Publié le 02 mars 2014 par Oliaiklod @Olia_i_Klod

Le carnaval, rétabli à Venise en 1980, a généré une industrie de masques, de costumes et de souvenirs en tout genres.

En arrière-plan de l’histoire du Carnaval de Venise et du lent processus de sa mise en mémoire, une physionomie propre au carnaval de Venise se profila à partir de la seconde moitié du XIIIème siècle.
L’habitude de se masquer commença à se répandre après la conquête du Levant en 1204, selon l’hypothèse de Pompeo Molmenti qui se base sur les textes officiels réglementant l’usage des masques. Il est vrai que le faible nombre de documents à notre disposition laisse supposer que ceux-ci restèrent longtemps sporadiques. Un masque d’homme sauvage est mentionné au début du XIIIème siècle en Vénétie dans un drame joué en 1208 à Padoue à Pra della Valle, qui fut, selon Ferdinando Neri, un magnus ludus de quodam homine salvatico.

Dans la seconde nouvelle de la quatrième journée du Décaméron (1349-1353), qu’une allusion à la fête des Marie permet de situer en carnaval, Boccace met lui aussi en scène un masque d’homme sauvage (uomo selvatico) à l’occasion d’une chasse qu’organise place Saint-Marc le frère Alberto déguisé en Ange Gabriel.

Quelques décrets du Grand Conseil documentent l’existence de masques dans les décennies suivantes : l’expression de la violence dans le carnaval fut révélée en 1268 par l’interdit pour les personnes en masque de lancer des œufs depuis les fenêtres.

George Barbier

George Barbier
"Les Fêtes Galantes"
Feu d’Artifice à Venise
1921

Si, à l’image du svolto blanc, qui continue d’occuper une place centrale, on observait, dans les premières années de la décennie 80, la blancheur originale des masques, qui traduisait la preuve de son authenticité historique, cet objet symbolique du carnaval a rapidement connu des métamorphoses.

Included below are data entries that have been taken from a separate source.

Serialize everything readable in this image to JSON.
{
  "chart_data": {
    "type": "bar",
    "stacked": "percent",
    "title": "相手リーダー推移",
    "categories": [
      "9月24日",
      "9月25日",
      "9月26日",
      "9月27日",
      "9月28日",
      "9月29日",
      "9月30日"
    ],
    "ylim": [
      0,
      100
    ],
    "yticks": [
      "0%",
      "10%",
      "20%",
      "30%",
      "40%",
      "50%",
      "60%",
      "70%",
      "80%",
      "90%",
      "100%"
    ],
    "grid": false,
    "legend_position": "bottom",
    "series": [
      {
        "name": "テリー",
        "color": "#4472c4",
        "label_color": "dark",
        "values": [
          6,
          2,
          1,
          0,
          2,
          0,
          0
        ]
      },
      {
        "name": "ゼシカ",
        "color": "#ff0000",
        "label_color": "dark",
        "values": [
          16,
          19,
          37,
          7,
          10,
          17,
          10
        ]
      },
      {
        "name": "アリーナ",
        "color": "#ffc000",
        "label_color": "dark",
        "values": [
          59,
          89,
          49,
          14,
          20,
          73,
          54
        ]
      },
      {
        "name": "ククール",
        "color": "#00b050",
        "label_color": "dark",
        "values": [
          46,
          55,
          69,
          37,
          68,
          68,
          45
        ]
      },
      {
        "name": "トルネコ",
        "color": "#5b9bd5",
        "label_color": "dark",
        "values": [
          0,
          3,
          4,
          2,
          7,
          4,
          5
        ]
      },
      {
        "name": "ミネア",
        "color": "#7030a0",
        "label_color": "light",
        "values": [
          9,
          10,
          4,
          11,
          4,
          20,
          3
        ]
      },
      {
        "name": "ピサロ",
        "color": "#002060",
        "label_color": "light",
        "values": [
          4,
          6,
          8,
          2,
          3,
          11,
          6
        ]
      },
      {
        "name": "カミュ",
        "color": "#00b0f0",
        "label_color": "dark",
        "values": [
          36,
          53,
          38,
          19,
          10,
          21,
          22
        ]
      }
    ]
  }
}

La tentation de l’érudition historique a prévalue jusque dans les années 1990, puis, le commerçant vénitien a pris le pas sur l’amateur d’art et d’histoire.

Les artisans vénitiens ont commencé à ajouter des masques inspirés de la comedia dell’arte.

Puis, les formes ont été modifiées, agrémentées de teintes variées, les masques ont été parsemés de brillants qui sont devenus, petit à petit la marque du masque contemporain.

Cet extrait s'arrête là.